The array is sorted first because the largest edge plays a special role.

The early rejection a[-1] + a[-2] > d eliminates impossible cases immediately.

The DP uses an array of bitsets. Index x stores all reachable values of y. Each edge can be ignored, added to the first side, or added to the second side. The "ignored" choice is handled automatically because we start from a copy of the previous DP.

The bit shift implements adding an edge to the second side. Moving from x to x+w implements adding it to the first side.

The final check exactly matches the two constructive cases proved above.

Worked Examples

Example 1

Input:

4 10
1 2 3 4

After sorting:

[1, 2, 3, 4]

Here $M=4$.

Processed edge	Reachable side sums
start	(0,0)
1	(0,0), (1,0), (0,1)
2	many pairs including (3,0), (1,2), (0,3)
3	many pairs including (6,0), (3,3), (4,2)

We check whether there exists $x+y=10$ with both sides at least $4$.

The pair $(4,6)$ is reachable, so the answer is Yes.
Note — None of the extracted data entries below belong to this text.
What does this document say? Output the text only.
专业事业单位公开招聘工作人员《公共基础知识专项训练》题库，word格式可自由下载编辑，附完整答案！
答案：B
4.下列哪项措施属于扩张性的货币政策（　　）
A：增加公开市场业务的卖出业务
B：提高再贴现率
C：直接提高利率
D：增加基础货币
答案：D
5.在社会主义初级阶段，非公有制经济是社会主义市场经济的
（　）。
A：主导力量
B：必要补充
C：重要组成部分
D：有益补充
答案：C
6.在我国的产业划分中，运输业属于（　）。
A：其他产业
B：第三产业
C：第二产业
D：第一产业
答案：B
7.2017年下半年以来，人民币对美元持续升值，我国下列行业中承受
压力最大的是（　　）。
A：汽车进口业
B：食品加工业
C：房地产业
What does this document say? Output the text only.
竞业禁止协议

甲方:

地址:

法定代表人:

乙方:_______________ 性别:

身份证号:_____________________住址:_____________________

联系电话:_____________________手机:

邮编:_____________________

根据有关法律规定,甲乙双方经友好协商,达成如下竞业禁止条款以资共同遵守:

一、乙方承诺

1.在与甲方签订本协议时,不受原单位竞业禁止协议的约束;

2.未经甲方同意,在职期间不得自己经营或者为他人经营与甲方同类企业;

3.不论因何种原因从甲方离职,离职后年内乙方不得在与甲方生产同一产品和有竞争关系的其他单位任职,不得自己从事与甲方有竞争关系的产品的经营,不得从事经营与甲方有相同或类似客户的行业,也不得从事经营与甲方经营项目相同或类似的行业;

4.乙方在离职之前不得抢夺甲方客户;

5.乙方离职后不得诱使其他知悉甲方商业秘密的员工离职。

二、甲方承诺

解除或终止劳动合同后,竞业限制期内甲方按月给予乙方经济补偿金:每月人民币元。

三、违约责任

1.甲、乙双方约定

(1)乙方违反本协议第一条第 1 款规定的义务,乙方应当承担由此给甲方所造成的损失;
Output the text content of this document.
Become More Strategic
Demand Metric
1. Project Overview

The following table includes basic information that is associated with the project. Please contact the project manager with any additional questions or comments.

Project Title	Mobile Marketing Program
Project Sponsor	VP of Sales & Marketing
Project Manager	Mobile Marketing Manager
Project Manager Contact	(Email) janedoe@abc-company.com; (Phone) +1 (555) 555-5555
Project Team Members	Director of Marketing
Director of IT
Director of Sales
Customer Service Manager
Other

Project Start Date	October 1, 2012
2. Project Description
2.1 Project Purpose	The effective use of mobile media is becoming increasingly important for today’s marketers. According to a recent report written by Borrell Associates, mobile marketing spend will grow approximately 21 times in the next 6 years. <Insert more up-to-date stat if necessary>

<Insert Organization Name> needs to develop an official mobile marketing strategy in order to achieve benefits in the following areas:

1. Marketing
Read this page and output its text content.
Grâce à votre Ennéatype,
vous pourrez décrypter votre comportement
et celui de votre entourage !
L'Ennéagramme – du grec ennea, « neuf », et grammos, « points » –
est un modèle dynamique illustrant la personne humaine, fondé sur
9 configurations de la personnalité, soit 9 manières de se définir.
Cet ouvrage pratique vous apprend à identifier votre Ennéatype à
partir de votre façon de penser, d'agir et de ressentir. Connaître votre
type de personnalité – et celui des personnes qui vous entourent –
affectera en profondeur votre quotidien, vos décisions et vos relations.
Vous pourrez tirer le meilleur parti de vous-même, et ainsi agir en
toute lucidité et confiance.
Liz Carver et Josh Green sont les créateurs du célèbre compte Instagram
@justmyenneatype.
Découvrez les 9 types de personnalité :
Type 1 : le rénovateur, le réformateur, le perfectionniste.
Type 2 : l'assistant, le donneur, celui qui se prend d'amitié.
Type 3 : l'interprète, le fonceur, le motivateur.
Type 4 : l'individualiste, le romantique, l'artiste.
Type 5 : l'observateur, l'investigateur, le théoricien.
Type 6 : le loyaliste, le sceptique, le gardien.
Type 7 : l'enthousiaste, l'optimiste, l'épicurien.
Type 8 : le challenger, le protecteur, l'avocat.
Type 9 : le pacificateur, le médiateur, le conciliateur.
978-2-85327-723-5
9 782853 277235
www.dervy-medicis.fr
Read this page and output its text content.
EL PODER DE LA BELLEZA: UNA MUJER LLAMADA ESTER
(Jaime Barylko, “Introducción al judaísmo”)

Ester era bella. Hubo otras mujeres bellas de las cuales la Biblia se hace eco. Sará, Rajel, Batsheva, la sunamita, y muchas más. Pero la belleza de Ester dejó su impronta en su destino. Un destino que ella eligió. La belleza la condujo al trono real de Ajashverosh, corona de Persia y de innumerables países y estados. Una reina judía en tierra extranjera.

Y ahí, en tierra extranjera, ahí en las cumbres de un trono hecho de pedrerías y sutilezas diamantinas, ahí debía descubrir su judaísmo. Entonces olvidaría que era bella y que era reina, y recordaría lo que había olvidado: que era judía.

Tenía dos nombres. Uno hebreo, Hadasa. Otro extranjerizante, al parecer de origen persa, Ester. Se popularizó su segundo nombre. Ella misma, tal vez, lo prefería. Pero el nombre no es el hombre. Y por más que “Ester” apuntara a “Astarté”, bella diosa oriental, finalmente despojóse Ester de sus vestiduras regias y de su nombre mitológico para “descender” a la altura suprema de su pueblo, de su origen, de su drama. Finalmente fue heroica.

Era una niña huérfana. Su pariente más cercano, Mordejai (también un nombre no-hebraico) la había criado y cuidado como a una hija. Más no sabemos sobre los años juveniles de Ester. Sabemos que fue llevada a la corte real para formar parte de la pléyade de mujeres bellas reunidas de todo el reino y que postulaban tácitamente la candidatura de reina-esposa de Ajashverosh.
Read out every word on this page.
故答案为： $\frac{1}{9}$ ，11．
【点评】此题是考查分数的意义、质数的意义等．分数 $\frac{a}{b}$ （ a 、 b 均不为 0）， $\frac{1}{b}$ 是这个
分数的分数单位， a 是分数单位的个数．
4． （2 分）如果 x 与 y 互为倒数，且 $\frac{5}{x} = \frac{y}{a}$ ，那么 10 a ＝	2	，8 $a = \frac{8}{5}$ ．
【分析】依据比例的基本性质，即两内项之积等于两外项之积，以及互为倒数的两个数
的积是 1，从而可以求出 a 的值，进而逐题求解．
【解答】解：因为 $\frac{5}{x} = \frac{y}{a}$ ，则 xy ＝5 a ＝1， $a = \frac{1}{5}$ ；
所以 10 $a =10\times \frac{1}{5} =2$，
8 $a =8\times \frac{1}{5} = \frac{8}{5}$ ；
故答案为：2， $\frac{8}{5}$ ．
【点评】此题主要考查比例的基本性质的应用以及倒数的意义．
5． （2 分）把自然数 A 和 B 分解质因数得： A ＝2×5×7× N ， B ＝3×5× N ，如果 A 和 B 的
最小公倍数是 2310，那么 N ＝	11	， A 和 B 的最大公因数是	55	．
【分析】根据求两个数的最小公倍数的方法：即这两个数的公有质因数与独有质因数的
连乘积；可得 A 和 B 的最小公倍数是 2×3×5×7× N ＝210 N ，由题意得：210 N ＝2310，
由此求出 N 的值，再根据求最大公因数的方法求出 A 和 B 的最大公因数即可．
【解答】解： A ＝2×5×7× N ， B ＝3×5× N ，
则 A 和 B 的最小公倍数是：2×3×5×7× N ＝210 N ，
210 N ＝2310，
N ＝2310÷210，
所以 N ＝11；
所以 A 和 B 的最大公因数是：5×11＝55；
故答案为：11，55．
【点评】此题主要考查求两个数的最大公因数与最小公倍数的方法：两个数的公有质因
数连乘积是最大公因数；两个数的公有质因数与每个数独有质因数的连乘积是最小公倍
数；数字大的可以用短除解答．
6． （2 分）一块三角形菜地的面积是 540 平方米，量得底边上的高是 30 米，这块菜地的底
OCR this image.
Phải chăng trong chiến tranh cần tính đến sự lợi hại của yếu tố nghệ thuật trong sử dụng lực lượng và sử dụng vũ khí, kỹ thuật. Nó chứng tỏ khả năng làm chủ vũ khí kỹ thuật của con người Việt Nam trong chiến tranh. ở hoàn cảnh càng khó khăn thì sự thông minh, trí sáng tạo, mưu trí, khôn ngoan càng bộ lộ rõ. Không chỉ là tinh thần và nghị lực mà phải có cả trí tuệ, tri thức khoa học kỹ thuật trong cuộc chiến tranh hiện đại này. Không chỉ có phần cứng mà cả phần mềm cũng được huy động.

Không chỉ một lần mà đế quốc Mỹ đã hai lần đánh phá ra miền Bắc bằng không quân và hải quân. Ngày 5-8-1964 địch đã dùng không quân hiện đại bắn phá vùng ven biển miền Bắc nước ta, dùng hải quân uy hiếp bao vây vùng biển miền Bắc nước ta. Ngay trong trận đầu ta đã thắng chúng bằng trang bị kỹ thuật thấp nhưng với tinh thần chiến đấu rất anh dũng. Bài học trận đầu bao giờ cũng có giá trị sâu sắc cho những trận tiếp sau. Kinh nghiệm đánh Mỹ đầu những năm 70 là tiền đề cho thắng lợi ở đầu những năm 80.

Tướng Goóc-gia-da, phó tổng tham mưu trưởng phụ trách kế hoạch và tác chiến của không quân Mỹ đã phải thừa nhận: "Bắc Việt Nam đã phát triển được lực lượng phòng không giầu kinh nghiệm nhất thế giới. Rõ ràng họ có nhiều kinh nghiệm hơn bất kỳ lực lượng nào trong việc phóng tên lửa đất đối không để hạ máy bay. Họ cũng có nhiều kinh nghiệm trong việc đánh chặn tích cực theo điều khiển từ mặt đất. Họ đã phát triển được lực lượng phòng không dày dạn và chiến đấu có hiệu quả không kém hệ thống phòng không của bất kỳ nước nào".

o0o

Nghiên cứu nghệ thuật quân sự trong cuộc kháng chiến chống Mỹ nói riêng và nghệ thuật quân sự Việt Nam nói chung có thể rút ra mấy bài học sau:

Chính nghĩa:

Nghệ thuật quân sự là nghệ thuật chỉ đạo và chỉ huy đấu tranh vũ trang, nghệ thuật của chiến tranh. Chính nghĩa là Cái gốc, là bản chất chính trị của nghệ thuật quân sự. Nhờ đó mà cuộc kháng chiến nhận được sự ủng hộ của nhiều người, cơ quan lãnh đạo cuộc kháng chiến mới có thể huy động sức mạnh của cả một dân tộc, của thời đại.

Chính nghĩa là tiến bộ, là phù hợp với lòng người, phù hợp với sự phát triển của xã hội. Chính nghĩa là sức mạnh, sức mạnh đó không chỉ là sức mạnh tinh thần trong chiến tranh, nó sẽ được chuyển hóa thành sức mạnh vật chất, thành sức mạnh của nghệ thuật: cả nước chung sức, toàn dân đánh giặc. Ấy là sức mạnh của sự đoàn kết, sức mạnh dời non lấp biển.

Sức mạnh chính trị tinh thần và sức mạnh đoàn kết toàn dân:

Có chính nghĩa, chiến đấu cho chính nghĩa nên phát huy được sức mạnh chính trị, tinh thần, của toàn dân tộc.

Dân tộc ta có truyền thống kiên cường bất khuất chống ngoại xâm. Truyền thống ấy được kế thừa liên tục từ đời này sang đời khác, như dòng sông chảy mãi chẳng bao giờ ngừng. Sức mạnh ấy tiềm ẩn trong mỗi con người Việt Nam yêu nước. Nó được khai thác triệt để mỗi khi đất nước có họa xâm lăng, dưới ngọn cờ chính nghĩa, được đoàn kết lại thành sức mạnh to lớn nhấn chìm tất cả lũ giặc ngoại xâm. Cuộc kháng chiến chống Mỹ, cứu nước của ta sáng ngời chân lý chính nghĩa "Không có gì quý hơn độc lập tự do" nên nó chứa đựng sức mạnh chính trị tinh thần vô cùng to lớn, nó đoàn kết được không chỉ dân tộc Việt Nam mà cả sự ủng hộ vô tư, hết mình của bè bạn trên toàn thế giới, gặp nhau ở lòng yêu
This demonstrates the case where the largest edge stays off the diameter.

Example 2

Input:

4 7
1 4 3 4

Sorted:

[1, 3, 4, 4]

The two largest edges satisfy

$$4+4=8>7.$$

Largest	Second largest	Check
4	4	8 > 7

The algorithm immediately outputs No.

This demonstrates the strongest necessary condition.

Complexity Analysis

Measure	Complexity	Explanation
Time	$O(nd^2 / 64)$	Bitset DP transitions
Space	$O(d^2 / 64)$	DP table of bitsets

Since $d \le 2000$ and the total sum of all $n$ is also at most $2000$, the bitset DP easily fits within the limits.

Test Cases

# helper: run solution on input string, return output string
import sys
import io

def run(inp: str) -> str:
    data = io.StringIO(inp)
    out = io.StringIO()

    input = data.readline

    t = int(input())

    for _ in range(t):
        n, d = map(int, input().split())
        a = list(map(int, input().split()))
        a.sort()

        if a[-1] + a[-2] > d:
            out.write("No\n")
            continue

        dp = [0] * (d + 1)
        dp[0] = 1

        for w in a[:-1]:
            ndp = dp[:]

            for x in range(d, -1, -1):
                cur = dp[x]
                if cur == 0:
                    continue

                ndp[x] |= cur << w

                if x + w <= d:
                    ndp[x + w] |= cur

            mask = (1 << (d + 1)) - 1
            for i in range(d + 1):
                ndp[i] &= mask

            dp = ndp

        m = a[-1]
        ok = False

        if d - m >= 0:
            ok |= ((dp[d - m] >> 0) & 1) != 0

        for x in range(m, d - m + 1):
            if ((dp[x] >> (d - x)) & 1):
                ok = True
                break

        out.write("Yes\n" if ok else "No\n")

    return out.getvalue()

# provided sample
assert run(
"""3
4 10
1 2 3 4
4 7
1 4 3 4
6 18
2 4 3 7 6 7
"""
) == """Yes
No
Yes
"""

# minimum size
assert run(
"""1
2 5
2 3
"""
) == """Yes
"""

# impossible because two largest exceed d
assert run(
"""1
2 5
3 3
"""
) == """No
"""

# all equal
assert run(
"""1
4 8
2 2 2 2
"""
) == """Yes
"""

# boundary condition
assert run(
"""1
4 10
4 4 4 4
"""
) == """No
"""

Test input	Expected output	What it validates
`2 5 / 2 3`	Yes	Smallest nontrivial valid tree
`2 5 / 3 3`	No	Diameter already exceeds target
`2 2 2 2 , d=8`	Yes	All lengths equal
`4 4 4 4 , d=10`	No	Attachment constraints matter

Edge Cases

Consider:

1
2 5
3 3

The algorithm first checks the two largest lengths.

$$3+3=6>5$$

and immediately returns No.

This avoids falsely accepting based on subset-sum reasoning alone.

Consider:

1
3 10
6 2 2

After sorting, $M=6$. The DP on the remaining edges finds a subset summing to $d-M=4$. The algorithm accepts through the "largest edge lies on the diameter" case and outputs Yes.

Consider:

1
4 10
4 4 4 4

The DP can create many diameter decompositions summing to $10$, but none satisfy the requirement that both sides around the attachment vertex are at least $4$. The final validation fails and the answer is No.

These examples illustrate why both the diameter-sum condition and the attachment geometry must be checked simultaneously.